Some meditation teachers advise putting a label on a thought or emotion that we want to get rid of while meditating. In such forms of meditation, the goal is to divest the self of ego-based images and emotions, especially destructive emotions such as greed and anger. The naming process seems to form a separation from the emotion; otherwise, the meditator may begin to identify with that emotion, temporarily becoming one with it, as commonly occurs in day-to-day life.

Previous research has shown that depression often results from negative emotions or thoughts spiraling out of control, particularly in the elderly. One particularly bad practice to which many are prone is called rumination, which one researcher described as “problem solving gone awry.” In rumination, one can go from pondering what has gone wrong to cause the current situation and wind up in repetitive negative thought patterns, which result in depression.
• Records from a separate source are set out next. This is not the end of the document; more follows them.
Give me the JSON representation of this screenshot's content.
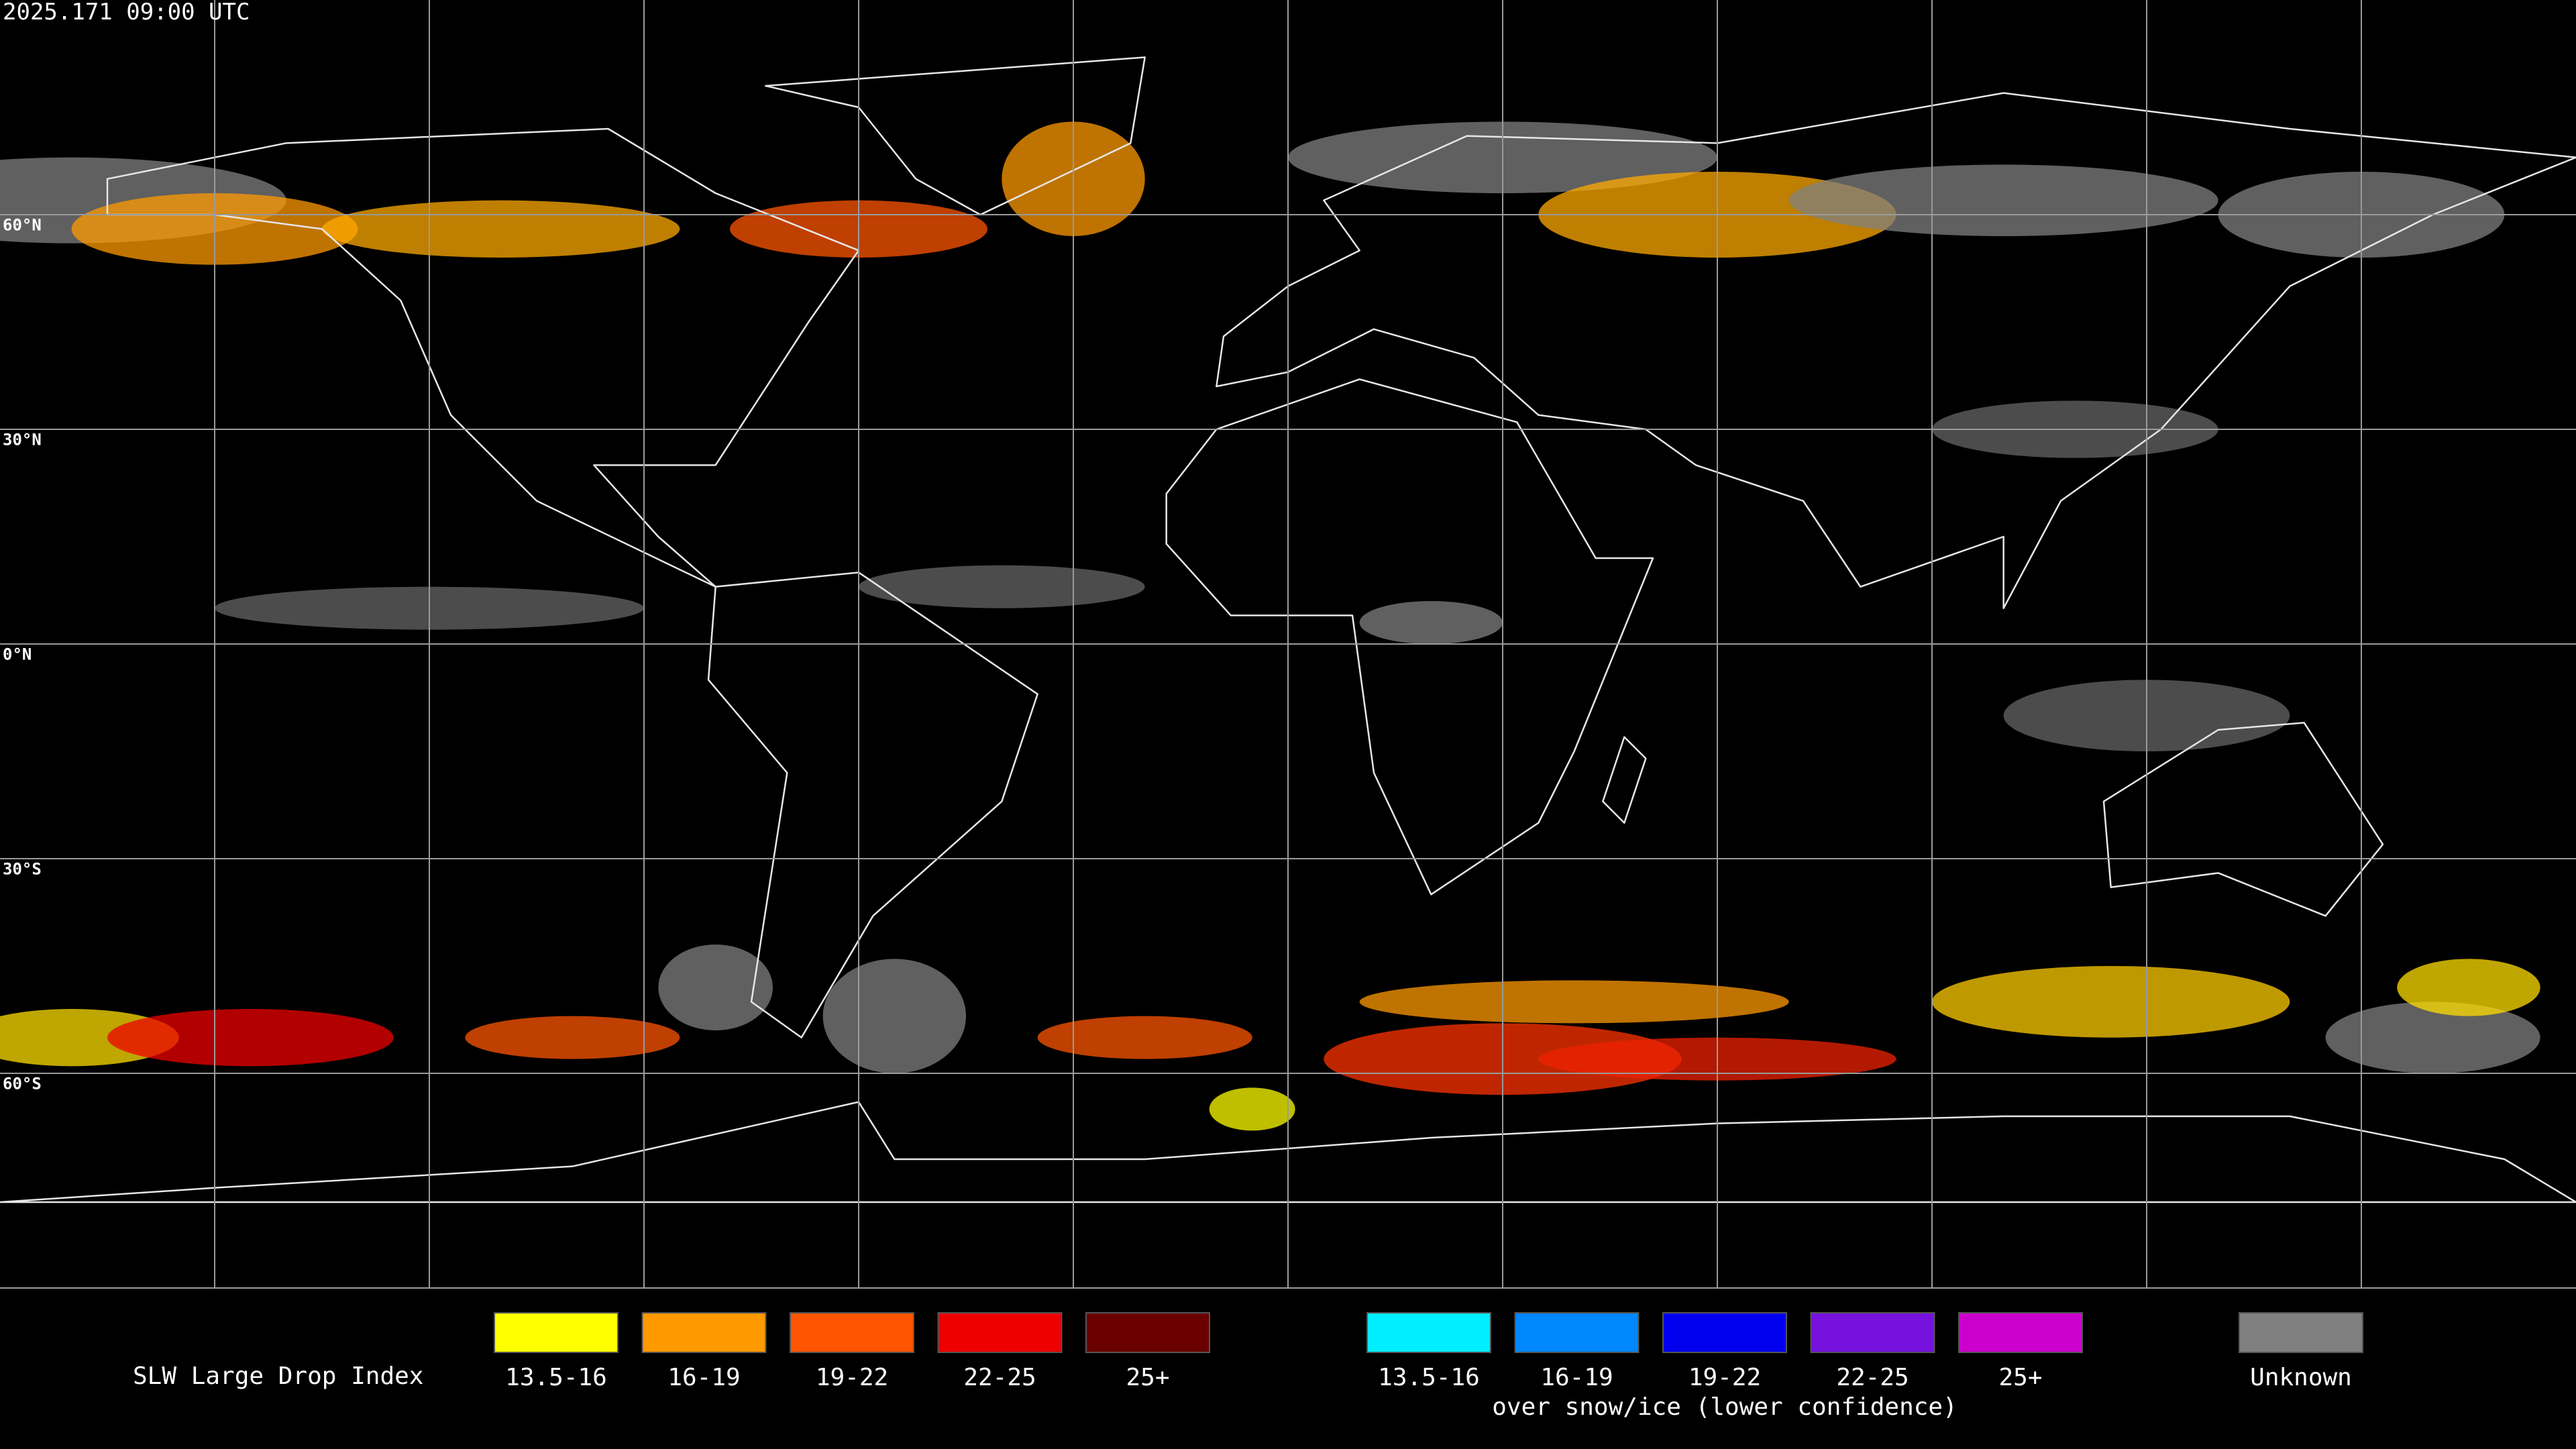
{
  "header": {
    "timestamp": "2025.171 09:00 UTC"
  },
  "map": {
    "lat_labels": [
      "60°N",
      "30°N",
      "0°N",
      "30°S",
      "60°S"
    ]
  },
  "legend": {
    "title": "SLW Large Drop Index",
    "liquid": [
      {
        "label": "13.5-16",
        "color": "#ffff00"
      },
      {
        "label": "16-19",
        "color": "#ff9900"
      },
      {
        "label": "19-22",
        "color": "#ff5500"
      },
      {
        "label": "22-25",
        "color": "#ee0000"
      },
      {
        "label": "25+",
        "color": "#6a0000"
      }
    ],
    "snow_ice": [
      {
        "label": "13.5-16",
        "color": "#00eeff"
      },
      {
        "label": "16-19",
        "color": "#0088ff"
      },
      {
        "label": "19-22",
        "color": "#0000ee"
      },
      {
        "label": "22-25",
        "color": "#7711dd"
      },
      {
        "label": "25+",
        "color": "#cc00cc"
      }
    ],
    "snow_ice_note": "over snow/ice (lower confidence)",
    "unknown": {
      "label": "Unknown",
      "color": "#808080"
    }
  }
}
Other workers point out that not all rumination leads to depression. In 2003, Treynor, Gonzalez, and Nolen-Hoeksema differentiated between “reflective pondering” and “brooding.” They described reflective pondering as “a purposeful turning inward to engage in cognitive problem solving to alleviate one’s depressive symptoms.” Brooding, on the other hand, they saw as representing “a passive comparison of one’s current situation with some unachieved standard.”

These same authors found that a brooding response style was associated with an increased risk for future depression while a reflective pondering response style was not. In general, it appears that the practice of comparing one’s current situation with some abstract ideal or even with another person’s situation is psychologically dangerous: it can lead to depression.

As it happens, Buddhist teachers have for centuries discouraged their disciples from making mental distinctions or judgments. One of the techniques they have long taught—mindfulness, or staying in touch with the present moment rather than turning thought inward—has in recent years caught the attention of psychological researchers, who find that it serves to cut off rumination, and as a consequence, results in greater mental health, while avoiding depression.